Every"body" counts

Friday 5 November 2010, by Lesbiapolis, Representante de Colombia

RESEARCH - The Observatory of Sexual and Gender-Orientated Violence was founded in the department of Valle del Cauca, in the southwest of Colombia, where violence against lesbian, gay, bisexual and transgender (LGBT) individuals is particularly common. According to the human rights report 2009 of Colombia Diversa – a Colombian NGO working for LGBT rights – the city of Santiago de Cali is the most homophobic in the country. Since 2004, there have been 72 assassinations in Cali related to sexual-diversity issues.

Information from Colombia Diversa also shows that at least 57 people had been killed in 2008. Until September 2009 at least 30 murders had been reported. The Colombian state authorities, who are responsible for ensuring that the justice system is being implemented, have failed to explain the assassinations and human rights violations against the country’s LGBT people.

In Colombia, these crimes are often committed with impunity and this in itself shows that the general public is in favour of a system that gives privilege to the heterosexual paradigm and maintains the status quo. In this context, violence, for example in the family, at educational institutions and at work serves as a mechanism that ensures LGBT people are discriminated against and excluded.

Generally, crimes against this population are considered by Colombian institutions as “crimes of passion”. This means the perpetrator’s responsibility is explained by his or her emotions, instead of looking at the social and political context in which the crime occurred.

This contributes to the attitude that these types of crimes are something natural and legitimate. In addition, absence data and analytical categories contribute to the failure of clearing up these types of crimes, as well as the failure to prevent their repetition.

The Observatory of Sexual and Gender-Oriented Violence was created in 2009 by the Cali-based organization Lesbiapolis, with the purpose of trying to address these issues and shortcomings. The main objective is to help create new public policies, programs and projects. It also seeks to contribute to the prevention and reduction of violence against this population. Additionally, it wants to help develop a transformation within the social and political institutions. Lastly, and not least, the Observatory aims to promote justice.

Through its documentation work and research, Lesbiapolis - a youth organization that specifically works with LGBT issues - understands discrimination and exclusion as important factors that affect the relevant population.

Lesbiapolis claims that to explain the violence towards the LGBT community, it is necessary to use different approaches - including economic, sociological and political - to study family, individual, social, cultural and institutional scenarios.

Lesbiapolis has, however, added a cross-transversal category of prejudice and violence because it considers them to be relevant factors in determining and monitoring discrimination and exclusion.
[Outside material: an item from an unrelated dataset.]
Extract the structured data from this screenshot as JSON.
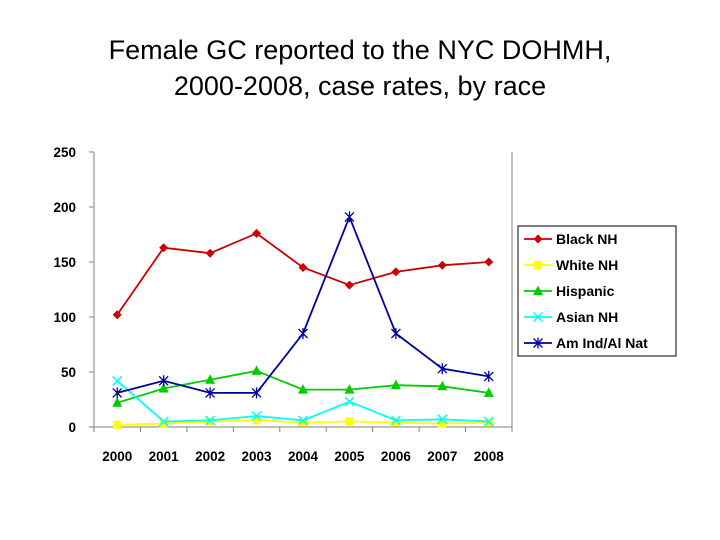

It has also created three different research categories: violence by prejudice, heteronormativity and institutional change.

By heteronormativity, Lesbiapolis means the socially acceptable system of sexual domination and erotic expression that privileges heterosexuality. This system also includes a system of knowledge production that defines normal and abnormal attributes and behavior.

This gives scientists a justification for placing homosexual individuals in subordinated categories and it also contributes to the normalization of violence that is committed against this population, whether direct acts or structural, such as the failure to create adequate public policies.

In order to divert from this heteronormativity, Lesbiapolis calls for studies to take an institutional-change approach, which examines politics, rules and structures that enable or restrict the population to access their fundamental rights in the context of sexual and gender diversity. For example, the Observatory has proposed that the different types of violence and prejudices in the Colombian society against the sexually and gender diverse population should be registered as a separate category in the Department of Valle del Cauca.

During 2009 the Observatory recorded 115 cases of gender prejudice, which span from physical and verbal violence, to structural violence and assassinations. Moreover, the Observatory has been involved in the following activities:

-  creating new sexual and gender diversity public policy guidelines in Cali;
-  elaborating the National Police’s 006 permanent policy, which seeks special treatment and to change police practices towards the LGBT population;
-  counselling research projects of university students in the region;
-  providing legal support to victims of violence based on prejudice;
- monitoring the applicability of the constitutional framework.

In its continuing activities, the Observatory will continue to promote democracy, urge political institutions to change their practices, create more detailed information, monitor the production of knowledge and promote justice as a crucial element for the exercise of citizenship.